Logo que chegara eu à fazenda fui-me pôr ao fundo dum pátio no qual
havia poço onde a senhora da casa fora apanhar baldes de água. Nesse fundo
havia pequena descida que por várias comunicações levava à caverna, era só
descer as escadinhas naturais de terra, dava-se com elas. Sondei na obscuridade
a extensão dela, e achando-a pequena e escura, encontrei refúgio seguro. Assim,
encontrara de imediato lugar para descansar os ossos.
Ninguém tem coragem de tocar no assunto a respeito de seu nome, se não
seria estapafurdice de alguém colocá-lo num homem. Se o mais ousado, de alguma
forma armado, valente, durão, tocar nisso, desfia o terço de modo tal que a
pessoa vai sim ficar na dúvida se o mata ou se o deixa viver. Talvez o deixe
viver para infernizar a vida de outros, quem sabe consiga infernizar a de
inimigo congênito, até que algum dia outro não possa prolongar aquela vida, é
favor matá-lo, ninguém suportará daqui em diante. Chora as lágrimas do mundo e
dele próprio. Se descobrisse o que penso, ajoelhar-se-ia aos meus pés,
derramando lágrimas de crocodilo. Tem vergonha de tudo o homem; não se trata de
timidez, é vergonha mesmo. Não é fácil humano ter cara de rato.

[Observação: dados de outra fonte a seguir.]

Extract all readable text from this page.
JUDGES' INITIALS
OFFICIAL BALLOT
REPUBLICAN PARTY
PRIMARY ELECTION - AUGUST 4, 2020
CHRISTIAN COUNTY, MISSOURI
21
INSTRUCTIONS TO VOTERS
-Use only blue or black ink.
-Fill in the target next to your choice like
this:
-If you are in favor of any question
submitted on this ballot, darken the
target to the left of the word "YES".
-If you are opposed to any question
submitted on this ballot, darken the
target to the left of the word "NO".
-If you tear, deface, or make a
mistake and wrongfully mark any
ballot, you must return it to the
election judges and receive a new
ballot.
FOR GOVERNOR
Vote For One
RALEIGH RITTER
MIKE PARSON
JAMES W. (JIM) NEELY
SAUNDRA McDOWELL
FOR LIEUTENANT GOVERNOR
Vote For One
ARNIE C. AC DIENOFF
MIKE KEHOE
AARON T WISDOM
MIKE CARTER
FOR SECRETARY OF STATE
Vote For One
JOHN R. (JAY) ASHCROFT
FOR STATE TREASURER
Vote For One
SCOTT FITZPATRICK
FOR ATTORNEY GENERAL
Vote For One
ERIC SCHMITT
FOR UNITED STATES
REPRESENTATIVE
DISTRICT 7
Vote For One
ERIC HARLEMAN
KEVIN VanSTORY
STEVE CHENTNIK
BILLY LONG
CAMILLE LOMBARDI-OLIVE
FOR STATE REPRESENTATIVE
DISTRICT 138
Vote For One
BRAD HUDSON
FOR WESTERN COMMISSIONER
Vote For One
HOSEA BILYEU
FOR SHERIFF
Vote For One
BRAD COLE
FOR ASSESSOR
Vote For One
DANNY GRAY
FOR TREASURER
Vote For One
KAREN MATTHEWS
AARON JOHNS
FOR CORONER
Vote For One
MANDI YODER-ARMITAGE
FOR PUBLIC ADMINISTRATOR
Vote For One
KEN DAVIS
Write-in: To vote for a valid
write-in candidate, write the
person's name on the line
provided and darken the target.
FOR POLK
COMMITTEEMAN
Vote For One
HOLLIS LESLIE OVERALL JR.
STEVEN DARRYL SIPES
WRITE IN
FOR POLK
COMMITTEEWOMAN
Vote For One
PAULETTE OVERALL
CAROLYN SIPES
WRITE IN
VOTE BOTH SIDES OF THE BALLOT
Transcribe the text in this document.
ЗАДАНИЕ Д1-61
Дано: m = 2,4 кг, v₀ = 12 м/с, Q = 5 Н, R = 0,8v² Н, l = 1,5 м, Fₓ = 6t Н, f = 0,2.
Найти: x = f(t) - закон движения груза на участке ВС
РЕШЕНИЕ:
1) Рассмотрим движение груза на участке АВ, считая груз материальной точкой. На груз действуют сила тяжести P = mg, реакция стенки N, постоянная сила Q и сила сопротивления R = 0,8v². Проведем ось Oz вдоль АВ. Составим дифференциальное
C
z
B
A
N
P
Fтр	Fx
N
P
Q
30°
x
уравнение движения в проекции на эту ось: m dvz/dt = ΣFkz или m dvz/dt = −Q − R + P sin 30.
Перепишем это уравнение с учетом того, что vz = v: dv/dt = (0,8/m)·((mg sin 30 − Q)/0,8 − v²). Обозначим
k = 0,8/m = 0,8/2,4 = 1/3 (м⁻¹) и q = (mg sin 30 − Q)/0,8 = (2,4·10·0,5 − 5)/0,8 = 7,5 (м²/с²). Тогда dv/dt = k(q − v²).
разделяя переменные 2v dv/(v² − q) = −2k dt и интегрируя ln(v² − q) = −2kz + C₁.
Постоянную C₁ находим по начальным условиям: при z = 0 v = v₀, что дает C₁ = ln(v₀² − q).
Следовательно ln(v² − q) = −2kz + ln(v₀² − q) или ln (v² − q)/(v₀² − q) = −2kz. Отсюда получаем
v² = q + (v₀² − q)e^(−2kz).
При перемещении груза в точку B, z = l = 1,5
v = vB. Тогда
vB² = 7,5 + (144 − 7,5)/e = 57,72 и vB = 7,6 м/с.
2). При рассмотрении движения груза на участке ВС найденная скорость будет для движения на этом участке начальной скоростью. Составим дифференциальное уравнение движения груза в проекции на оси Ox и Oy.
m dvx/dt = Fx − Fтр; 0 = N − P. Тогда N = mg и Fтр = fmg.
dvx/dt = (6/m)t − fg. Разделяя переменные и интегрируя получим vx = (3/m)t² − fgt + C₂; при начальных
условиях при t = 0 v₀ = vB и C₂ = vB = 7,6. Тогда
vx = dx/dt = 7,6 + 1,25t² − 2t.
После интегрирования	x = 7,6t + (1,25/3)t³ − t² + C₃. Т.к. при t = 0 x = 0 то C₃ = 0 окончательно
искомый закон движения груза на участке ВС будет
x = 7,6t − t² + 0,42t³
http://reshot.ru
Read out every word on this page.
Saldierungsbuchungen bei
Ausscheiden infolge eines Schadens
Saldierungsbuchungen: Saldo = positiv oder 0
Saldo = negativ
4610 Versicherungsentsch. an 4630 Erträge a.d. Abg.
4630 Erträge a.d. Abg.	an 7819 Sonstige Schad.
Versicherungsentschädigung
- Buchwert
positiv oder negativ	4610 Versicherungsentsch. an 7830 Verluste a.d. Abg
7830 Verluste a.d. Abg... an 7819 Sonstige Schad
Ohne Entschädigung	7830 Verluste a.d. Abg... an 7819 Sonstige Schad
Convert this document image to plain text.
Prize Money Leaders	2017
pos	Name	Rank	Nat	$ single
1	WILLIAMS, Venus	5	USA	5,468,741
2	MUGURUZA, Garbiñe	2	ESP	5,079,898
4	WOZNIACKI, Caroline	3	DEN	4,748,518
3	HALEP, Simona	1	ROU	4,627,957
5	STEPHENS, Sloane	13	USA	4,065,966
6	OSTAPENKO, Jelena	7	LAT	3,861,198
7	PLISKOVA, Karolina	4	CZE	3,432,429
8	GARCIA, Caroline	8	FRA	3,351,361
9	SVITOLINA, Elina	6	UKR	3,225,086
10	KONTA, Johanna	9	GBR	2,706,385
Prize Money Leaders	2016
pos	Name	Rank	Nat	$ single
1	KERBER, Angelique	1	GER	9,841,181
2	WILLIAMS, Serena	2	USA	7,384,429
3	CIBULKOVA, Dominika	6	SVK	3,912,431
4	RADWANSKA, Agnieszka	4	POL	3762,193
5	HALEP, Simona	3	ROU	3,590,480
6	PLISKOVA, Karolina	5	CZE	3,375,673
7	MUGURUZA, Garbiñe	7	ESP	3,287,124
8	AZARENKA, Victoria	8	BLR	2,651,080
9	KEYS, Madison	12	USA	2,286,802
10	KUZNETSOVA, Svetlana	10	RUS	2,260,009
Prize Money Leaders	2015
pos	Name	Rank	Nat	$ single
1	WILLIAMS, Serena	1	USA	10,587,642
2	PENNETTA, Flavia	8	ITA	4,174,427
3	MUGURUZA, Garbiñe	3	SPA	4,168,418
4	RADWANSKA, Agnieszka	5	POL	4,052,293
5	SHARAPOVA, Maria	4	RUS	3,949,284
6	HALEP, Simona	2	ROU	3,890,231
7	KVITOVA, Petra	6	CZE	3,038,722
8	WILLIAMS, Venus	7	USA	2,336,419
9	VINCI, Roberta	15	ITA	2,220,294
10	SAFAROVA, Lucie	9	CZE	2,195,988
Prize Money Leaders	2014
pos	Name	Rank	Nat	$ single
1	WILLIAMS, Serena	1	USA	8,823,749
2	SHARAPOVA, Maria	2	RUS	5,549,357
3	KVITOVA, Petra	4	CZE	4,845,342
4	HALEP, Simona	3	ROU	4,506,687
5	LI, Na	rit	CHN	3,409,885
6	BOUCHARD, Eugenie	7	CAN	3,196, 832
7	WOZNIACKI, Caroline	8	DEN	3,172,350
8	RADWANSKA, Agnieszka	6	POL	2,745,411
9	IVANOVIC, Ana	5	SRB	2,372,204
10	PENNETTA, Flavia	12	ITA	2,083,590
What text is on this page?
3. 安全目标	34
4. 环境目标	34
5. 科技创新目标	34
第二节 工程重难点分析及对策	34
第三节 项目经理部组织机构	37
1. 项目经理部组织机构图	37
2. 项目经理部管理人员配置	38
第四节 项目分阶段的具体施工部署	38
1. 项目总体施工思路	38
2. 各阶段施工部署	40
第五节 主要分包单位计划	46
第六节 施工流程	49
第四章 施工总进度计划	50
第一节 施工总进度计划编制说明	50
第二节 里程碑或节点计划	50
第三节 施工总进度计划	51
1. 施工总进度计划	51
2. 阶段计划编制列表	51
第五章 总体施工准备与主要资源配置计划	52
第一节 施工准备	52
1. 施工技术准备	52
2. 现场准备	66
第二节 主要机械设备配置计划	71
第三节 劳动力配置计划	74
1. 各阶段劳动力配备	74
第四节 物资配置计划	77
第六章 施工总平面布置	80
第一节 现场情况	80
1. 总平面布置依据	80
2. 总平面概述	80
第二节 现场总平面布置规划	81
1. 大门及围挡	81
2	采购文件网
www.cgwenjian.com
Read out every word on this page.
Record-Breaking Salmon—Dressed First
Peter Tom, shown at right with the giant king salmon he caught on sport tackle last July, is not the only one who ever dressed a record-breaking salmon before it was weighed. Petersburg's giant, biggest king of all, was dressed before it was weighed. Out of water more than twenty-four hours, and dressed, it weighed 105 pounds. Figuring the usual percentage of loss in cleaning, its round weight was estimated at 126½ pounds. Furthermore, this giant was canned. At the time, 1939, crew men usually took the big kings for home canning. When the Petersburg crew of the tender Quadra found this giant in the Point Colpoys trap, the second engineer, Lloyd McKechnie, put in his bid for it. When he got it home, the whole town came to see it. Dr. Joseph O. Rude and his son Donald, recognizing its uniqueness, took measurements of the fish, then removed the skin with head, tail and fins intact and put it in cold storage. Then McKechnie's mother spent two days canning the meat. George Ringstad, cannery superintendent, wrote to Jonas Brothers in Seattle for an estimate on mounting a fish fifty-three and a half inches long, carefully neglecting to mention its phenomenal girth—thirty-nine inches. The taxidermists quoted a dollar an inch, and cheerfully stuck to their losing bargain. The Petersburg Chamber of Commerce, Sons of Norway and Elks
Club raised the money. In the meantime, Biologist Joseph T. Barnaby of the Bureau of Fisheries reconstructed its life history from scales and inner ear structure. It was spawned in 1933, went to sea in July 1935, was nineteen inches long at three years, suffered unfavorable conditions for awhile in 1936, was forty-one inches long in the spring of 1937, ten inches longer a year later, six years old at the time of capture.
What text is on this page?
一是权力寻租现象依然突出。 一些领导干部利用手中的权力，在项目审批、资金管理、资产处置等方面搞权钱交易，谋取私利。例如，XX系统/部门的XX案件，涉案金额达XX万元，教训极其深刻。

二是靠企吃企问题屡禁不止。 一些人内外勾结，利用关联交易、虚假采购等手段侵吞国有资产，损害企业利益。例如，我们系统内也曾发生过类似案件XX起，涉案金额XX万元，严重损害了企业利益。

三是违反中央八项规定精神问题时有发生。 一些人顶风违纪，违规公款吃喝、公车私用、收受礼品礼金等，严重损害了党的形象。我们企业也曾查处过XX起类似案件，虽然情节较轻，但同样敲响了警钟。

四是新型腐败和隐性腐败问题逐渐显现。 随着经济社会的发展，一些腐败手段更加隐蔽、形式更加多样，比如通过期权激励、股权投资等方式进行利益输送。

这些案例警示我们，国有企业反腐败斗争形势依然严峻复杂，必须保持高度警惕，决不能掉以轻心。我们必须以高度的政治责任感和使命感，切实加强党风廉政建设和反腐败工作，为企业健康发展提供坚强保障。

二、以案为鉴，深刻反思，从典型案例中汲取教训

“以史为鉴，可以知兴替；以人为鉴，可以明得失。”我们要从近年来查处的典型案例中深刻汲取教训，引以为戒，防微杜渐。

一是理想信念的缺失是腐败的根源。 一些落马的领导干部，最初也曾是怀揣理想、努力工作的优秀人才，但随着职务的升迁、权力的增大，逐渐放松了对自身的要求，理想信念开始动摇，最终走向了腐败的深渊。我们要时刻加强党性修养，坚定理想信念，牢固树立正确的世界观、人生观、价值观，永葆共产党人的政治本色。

Que
vergonha!... Jamais vi animal com cara de humano. Isto não!... Quem sabe os
humanos tenham já isto observado, chegado à conclusão, contudo não ousaram
dizer. A natureza é caprichosa – não nos esqueçamos.
- O meu nome é com dois “t”... Tenho esta cara de rato como pode ver, se
fechar os olhos e buscar a imagem de mim a primeira será a de alguém
parecidíssimo com rato – edição melhorada, claro. Quem sabe a mamãe não tenha
aumentado o “t” para que ninguém imaginasse que dera o nome devido à semelhança.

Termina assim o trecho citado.